Hallo allerseits,
mich beschäftigt gerade die Frage, ob andere ebenso starke musikalische Veränderungen in ihrem Leben mitgemacht haben, wie ich und damit auch die Frage, wie der Einzelne damit umgeht, auch wenn's ums Schlagzeugspiel geht. Klingt erst mal recht undeutlich/wirr - ich weiß - , daher hier mal (hoffentlich) genauer, wieso mir das gerade durch den Kopf schwirrt.
Es gab Zeiten, da war bei mir lauter, härter, schneller angesagt. Nach den ersten Pop-Erfahrungen der 70er/80er ging es über Rockmusik und Independent zu Hardrock, zu Metal/Industrial Metal, Hardcore und Hip Hop. Dann kam aber auch wieder ein Sprung zurück zu Rockmusik, Stoner-Rock und dann kam plötzlich parallel Funk und Fusion dazu, und (mit 19) war ich dank dieser beständigen Hin und Hers zügig im Jazz gelandet. Von dort habe ich aber immer wieder Sprünge zurück zu Rockmusik (hauptsächlich 60er/70er) gemacht, zu Country (Johnny Cash), Soul, zu einigen Pop-Sachen und Bossanova, Rock'n'Roll, Blues, die Klassik mit Verdi, Beethoven, Händel & Co. ist auch schon laaaange im CD-Regal. Also ein wildes Sammelsurium an Stilen, die ich musikalisch im Laufe meines Lebens beackert habe. Meine CD-Sammlung ist jedenfalls umfangreich, mein Musikgeschmack recht breit gefächert.
Was ich dabei aber ganz kurios finde ist, dass ich einige Sachen, die ich einst "ganz ganz schlimm" fand, nun doch ganz gerne hören mag. Wenn im Radio z.B: REM mit "Losing my Religion" läuft, Phil Collins' "Easy Lover" oder Simply Red mit "Stars", dann Summe ich mit. Vor zwanzig Jahren, als ich Sepultura und sowas hörte, undenkbar für mich. Und mir bringt es inzwischen auch Spaß, zu solchen Liedern zu drummen, weil sie einen guten Groove haben. Das bedeutet aber auch im Umkehrschluss bei mir, dass bestimmte Stile, zu denen ich früher gerne musiziert habe, eigentlich nicht mehr spielen mag (Metal z.B. oder diverse Hardrock-Sachen).
Nun FRAGE (1) ich mich: Haben andere ähnliche Erfahrungen gemacht und wie geht ihr damit um (vielleicht auch in der Band)?

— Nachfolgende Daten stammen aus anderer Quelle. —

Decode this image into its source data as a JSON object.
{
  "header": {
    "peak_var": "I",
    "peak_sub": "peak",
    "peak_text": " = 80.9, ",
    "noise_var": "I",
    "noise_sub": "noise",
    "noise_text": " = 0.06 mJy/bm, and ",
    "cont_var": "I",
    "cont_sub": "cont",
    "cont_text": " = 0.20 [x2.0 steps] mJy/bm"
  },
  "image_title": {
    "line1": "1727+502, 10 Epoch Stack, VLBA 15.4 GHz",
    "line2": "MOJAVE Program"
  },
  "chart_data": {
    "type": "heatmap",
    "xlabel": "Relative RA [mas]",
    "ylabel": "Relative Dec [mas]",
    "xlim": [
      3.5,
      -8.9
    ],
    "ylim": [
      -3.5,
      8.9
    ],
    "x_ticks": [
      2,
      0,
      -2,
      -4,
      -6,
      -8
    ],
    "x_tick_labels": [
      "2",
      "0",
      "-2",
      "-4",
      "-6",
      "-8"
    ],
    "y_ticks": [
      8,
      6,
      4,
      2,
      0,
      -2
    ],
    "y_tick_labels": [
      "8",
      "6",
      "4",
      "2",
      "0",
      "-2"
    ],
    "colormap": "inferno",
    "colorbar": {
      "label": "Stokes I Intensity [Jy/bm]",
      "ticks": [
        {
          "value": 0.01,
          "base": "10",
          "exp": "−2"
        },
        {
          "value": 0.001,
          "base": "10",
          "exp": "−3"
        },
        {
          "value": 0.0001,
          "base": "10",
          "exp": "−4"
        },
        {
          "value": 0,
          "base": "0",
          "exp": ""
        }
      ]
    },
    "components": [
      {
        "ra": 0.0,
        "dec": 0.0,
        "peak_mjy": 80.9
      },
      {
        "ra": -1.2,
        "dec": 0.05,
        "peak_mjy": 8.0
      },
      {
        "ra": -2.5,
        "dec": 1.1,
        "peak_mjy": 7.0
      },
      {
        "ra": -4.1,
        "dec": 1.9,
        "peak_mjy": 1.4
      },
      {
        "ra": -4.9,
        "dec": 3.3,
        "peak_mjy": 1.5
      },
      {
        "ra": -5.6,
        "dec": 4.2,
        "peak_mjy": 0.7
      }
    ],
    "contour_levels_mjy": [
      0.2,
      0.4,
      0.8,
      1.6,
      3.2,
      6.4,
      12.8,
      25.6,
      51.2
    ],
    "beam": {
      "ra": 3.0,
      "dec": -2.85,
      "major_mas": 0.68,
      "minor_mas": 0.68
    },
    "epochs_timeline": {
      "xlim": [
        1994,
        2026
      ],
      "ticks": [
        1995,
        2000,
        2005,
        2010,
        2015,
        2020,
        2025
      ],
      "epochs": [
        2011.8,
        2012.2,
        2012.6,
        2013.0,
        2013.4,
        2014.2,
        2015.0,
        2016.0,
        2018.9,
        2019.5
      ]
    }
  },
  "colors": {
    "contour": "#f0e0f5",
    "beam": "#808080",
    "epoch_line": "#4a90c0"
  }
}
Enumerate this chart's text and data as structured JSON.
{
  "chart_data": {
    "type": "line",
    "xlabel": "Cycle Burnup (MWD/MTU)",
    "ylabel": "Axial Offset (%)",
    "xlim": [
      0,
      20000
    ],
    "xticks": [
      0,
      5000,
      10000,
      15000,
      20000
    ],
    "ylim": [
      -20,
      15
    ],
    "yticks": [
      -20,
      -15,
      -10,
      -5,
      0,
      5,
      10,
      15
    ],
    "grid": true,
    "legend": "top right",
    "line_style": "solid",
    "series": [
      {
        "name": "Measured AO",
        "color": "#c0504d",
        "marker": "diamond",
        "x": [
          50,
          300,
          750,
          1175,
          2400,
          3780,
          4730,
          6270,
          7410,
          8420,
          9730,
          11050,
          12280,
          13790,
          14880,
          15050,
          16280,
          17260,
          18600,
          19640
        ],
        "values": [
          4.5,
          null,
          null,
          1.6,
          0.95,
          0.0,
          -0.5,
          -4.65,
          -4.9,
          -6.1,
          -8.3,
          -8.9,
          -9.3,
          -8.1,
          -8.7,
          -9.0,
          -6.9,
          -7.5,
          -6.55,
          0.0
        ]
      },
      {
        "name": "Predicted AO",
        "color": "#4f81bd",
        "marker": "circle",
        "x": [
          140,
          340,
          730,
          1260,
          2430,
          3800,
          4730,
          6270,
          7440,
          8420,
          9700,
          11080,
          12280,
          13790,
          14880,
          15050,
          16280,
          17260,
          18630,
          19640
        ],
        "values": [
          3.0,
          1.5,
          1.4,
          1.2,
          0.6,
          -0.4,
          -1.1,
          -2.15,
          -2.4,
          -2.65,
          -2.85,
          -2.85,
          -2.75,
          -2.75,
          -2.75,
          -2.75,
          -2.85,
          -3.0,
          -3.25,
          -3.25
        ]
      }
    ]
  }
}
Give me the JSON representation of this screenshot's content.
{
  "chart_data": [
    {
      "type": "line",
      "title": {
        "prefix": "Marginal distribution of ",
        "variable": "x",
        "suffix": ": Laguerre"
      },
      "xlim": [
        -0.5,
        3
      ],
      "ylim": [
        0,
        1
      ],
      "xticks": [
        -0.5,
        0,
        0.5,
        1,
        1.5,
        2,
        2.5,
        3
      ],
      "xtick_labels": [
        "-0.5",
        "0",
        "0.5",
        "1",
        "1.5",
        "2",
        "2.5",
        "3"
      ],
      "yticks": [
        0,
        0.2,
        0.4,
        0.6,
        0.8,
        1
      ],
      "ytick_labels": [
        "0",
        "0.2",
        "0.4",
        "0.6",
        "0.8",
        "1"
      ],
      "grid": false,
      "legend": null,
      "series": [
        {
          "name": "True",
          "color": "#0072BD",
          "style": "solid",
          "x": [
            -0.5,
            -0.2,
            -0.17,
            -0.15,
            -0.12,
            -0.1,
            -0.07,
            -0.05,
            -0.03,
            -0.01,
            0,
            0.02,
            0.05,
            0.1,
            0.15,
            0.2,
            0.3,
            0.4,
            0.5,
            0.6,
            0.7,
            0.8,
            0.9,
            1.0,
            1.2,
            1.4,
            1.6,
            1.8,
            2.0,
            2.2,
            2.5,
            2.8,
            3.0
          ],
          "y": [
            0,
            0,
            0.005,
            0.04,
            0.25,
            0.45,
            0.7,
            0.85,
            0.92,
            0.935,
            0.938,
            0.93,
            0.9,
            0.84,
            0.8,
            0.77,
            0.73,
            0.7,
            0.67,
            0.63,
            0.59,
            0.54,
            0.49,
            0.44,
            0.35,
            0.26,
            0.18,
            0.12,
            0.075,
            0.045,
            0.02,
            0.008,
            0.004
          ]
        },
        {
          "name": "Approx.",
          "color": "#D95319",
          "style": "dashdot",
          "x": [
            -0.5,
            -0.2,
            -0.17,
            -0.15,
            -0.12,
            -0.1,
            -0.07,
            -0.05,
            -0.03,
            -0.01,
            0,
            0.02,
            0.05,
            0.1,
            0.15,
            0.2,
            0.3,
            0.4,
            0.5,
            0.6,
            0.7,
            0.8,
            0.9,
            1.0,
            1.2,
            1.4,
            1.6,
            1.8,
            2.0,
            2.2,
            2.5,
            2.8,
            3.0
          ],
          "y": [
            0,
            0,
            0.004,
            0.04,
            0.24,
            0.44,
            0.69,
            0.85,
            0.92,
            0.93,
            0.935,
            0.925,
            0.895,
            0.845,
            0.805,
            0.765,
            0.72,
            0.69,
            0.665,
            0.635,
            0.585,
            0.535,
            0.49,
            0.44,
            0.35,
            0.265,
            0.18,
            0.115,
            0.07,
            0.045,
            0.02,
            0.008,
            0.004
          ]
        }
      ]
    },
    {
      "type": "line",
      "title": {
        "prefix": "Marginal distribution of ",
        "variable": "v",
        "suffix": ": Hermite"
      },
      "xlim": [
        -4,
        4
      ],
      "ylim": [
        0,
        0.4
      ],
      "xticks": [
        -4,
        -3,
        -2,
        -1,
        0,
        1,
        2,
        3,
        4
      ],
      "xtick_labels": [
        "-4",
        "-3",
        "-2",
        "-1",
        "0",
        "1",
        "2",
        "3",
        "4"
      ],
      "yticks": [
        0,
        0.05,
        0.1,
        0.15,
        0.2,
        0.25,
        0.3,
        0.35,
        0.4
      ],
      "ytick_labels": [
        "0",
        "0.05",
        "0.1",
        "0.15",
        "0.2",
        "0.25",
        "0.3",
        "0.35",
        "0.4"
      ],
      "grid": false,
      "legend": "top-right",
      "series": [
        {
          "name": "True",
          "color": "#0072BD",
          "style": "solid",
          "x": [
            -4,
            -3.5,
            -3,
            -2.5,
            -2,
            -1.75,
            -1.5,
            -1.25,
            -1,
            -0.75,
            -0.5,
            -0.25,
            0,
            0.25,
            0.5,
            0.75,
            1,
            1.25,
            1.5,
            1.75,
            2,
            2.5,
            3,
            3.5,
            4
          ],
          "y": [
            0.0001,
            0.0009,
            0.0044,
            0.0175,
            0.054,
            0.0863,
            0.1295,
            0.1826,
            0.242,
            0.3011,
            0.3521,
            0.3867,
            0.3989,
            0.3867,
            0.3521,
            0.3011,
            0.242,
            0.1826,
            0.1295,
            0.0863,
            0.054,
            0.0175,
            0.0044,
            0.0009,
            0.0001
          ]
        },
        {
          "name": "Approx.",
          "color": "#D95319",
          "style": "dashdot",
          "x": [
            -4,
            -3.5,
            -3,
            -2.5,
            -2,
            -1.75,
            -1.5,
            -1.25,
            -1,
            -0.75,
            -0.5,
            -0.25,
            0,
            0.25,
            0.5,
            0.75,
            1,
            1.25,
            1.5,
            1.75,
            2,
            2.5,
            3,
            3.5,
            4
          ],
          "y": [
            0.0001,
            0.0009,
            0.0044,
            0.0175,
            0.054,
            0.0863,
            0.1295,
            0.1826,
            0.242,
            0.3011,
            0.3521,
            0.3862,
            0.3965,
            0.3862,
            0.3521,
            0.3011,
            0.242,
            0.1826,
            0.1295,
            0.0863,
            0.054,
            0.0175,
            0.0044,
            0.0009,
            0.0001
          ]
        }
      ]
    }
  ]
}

Insbesondere bei Berufsmusikern (aber auch sonst) stellt sich mir da die FRAGE (2), ob die Musiker in solch einem Fall ihr "Stilmetier" dann freudig oder frustriert wechseln - was wieder bedeutet, neue Kontakte aufbauen, Renomée etc - oder in den ganz ganz sauren Apfel beißen und bis auf ihre alten Tage dann z.B. Metal spielen, weil sie da einen Namen haben und halt gebucht werden, oder aber ob sie zweigleisig fahren (können): Das eine als "Grundnahrung", das stilistisch neue als "Seitenprojekt", bis es Geld abwirft.
Und damit komme ich zum nächsten Punkt, der mir dabei aufgefallen ist. Zu den Zeiten als ich ohne Ende Rockmusik und Metal hörte, war ich bei Schlagzeugspielen sehr auf Fills, Tempo, achtarmiges Krakenspiel fixiert. Viele Toms und viele Becken waren super, Doppelbassdrum sowieso. Trommelgewitter à la Igor Cavalera (Sepultura), ja, das hatte was. Und nun?
Nun stelle ich zunehmend fest, dass mich dieses ganze Gefrickel immer weniger interessiert. Ich will lieber einfach aber gut grooven. Wenn wenige, aber dafür kreative, gute Fills da sind, fühle ich mich recht wohl. Ich habe mich spielphilosophisch - vielleicht etwas übertrieben ausgedrückt - so langsam in Richtung Ringo Starr entwickelt diesbezüglich. Hauptsache der Rhythmus (und eine gute Bassdrum) schieben das Lied voran. Anstatt wie früher sechs Toms als ideal oder gar zwingend notwendig zu empfinden, bin ich heute mir zweien völlig glücklich, drei Toms ist bei mir schon pompöser Luxus. Ein Ride, zwei Crashes, 'ne Hihat, ein Splash. Damit kann ich eigentlich alles machen, was ich brauche für meine - im Vergleich zu früher - gemächliche (vielleicht besser: weniger getriebene, posermäßige) Spielweise. Liegt das am Alter , an Einsicht , an Faulheit , am "ankommen beim eigenen Stil?" ? Ich weiß es nicht einzuschätzen.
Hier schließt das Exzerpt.